A lot of people will tell you that it's just the result of writers using a show purely as a vehicle to push some agenda but I think here it runs deeper than that. I genuinely think that we as a society have become too pessimistic and cynical for a show like Star Trek to exist. Something that optimistic and sincere isn't going to fly in the current zeitgeist.
The box office of Avengers Endgame would disagree with you. In fact most of the major box office successes of the last ten years have trended optimistic and sincere, if snarky. It's commercial garbage, but it's hopeful garbage.
 
I could honestly listen to Plinkett's ideas for Picarrd's retirement episodes all day

With a glass of wine
 
Be warned, Star Trek as a whole..has really really good episodes aaannnd really really bad episodes.

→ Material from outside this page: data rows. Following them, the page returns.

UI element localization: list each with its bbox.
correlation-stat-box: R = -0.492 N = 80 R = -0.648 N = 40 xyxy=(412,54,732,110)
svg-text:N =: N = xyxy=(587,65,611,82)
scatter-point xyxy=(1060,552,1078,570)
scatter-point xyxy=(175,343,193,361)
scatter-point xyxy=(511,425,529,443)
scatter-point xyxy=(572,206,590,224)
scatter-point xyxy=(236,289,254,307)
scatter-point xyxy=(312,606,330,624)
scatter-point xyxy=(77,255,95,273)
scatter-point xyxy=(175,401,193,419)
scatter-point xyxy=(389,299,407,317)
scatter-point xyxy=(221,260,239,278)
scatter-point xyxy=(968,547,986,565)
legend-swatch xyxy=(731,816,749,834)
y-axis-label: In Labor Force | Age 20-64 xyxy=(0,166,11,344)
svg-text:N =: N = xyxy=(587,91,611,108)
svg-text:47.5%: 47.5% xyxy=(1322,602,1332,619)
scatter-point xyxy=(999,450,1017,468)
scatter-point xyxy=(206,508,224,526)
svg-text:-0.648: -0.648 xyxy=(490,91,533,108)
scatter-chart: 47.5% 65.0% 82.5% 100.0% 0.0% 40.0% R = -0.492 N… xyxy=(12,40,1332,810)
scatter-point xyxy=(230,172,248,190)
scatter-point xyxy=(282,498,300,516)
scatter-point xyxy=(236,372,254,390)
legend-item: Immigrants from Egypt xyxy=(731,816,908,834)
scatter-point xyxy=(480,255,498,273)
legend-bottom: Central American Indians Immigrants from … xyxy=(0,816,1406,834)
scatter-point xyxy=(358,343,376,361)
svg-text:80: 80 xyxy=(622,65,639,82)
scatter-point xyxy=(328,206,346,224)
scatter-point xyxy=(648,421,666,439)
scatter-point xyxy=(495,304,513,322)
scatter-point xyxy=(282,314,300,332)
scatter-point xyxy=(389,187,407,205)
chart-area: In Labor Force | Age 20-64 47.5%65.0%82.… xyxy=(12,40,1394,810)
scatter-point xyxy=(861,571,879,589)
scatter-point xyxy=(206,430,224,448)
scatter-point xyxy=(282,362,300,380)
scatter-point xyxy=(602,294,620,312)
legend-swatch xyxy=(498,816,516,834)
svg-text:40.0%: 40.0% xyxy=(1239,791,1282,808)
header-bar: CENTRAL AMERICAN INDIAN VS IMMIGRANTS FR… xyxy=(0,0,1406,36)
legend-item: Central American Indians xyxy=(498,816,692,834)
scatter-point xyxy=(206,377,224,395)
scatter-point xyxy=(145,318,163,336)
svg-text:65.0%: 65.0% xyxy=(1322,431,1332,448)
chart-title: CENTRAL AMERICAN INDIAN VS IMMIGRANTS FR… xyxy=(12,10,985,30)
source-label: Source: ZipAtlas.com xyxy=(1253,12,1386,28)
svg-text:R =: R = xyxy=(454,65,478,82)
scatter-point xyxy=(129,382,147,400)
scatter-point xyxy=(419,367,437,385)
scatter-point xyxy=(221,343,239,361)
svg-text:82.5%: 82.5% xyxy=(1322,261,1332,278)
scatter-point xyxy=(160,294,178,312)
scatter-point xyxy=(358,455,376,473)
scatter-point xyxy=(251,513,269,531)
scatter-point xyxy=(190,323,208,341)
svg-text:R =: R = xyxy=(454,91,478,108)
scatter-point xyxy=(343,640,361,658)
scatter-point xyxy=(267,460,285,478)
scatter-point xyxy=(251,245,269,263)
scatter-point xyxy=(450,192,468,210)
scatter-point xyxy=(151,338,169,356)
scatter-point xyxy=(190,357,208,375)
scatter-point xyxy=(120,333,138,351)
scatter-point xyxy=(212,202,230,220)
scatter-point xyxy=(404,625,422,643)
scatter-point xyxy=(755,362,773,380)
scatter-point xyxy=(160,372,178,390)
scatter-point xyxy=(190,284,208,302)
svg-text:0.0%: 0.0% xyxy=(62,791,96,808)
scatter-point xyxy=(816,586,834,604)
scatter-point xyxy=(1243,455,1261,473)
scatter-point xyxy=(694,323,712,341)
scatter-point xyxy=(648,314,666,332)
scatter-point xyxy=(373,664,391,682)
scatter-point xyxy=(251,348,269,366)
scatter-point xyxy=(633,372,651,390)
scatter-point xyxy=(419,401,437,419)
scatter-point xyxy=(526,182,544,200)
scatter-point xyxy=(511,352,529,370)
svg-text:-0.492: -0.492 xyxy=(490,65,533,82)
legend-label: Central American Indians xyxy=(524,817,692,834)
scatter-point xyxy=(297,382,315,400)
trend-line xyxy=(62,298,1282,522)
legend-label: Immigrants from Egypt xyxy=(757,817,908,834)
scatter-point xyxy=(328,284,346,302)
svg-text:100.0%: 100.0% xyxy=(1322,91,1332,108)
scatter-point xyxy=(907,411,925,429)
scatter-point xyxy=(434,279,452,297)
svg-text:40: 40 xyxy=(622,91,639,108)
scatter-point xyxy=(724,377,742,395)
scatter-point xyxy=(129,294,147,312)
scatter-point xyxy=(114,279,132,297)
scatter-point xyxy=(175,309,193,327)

I adore the Star Wars prequels as comedies so my definition of "bad" may vary. But as with such a huge series I think I'll hazard watching it with a friend who's already a big fan, since they've been trying to convert me for years.
 
I think this review plays better for people who have seen Picard. I haven't watched any nuTrek since the JJ Abrams abortions, so I'm out of the loop. Trek has been on a downhill slide since best of both worlds. There were gems afterwards, but nothing ever got better than that two-parter.

And that was a really long time ago. It's time to let go.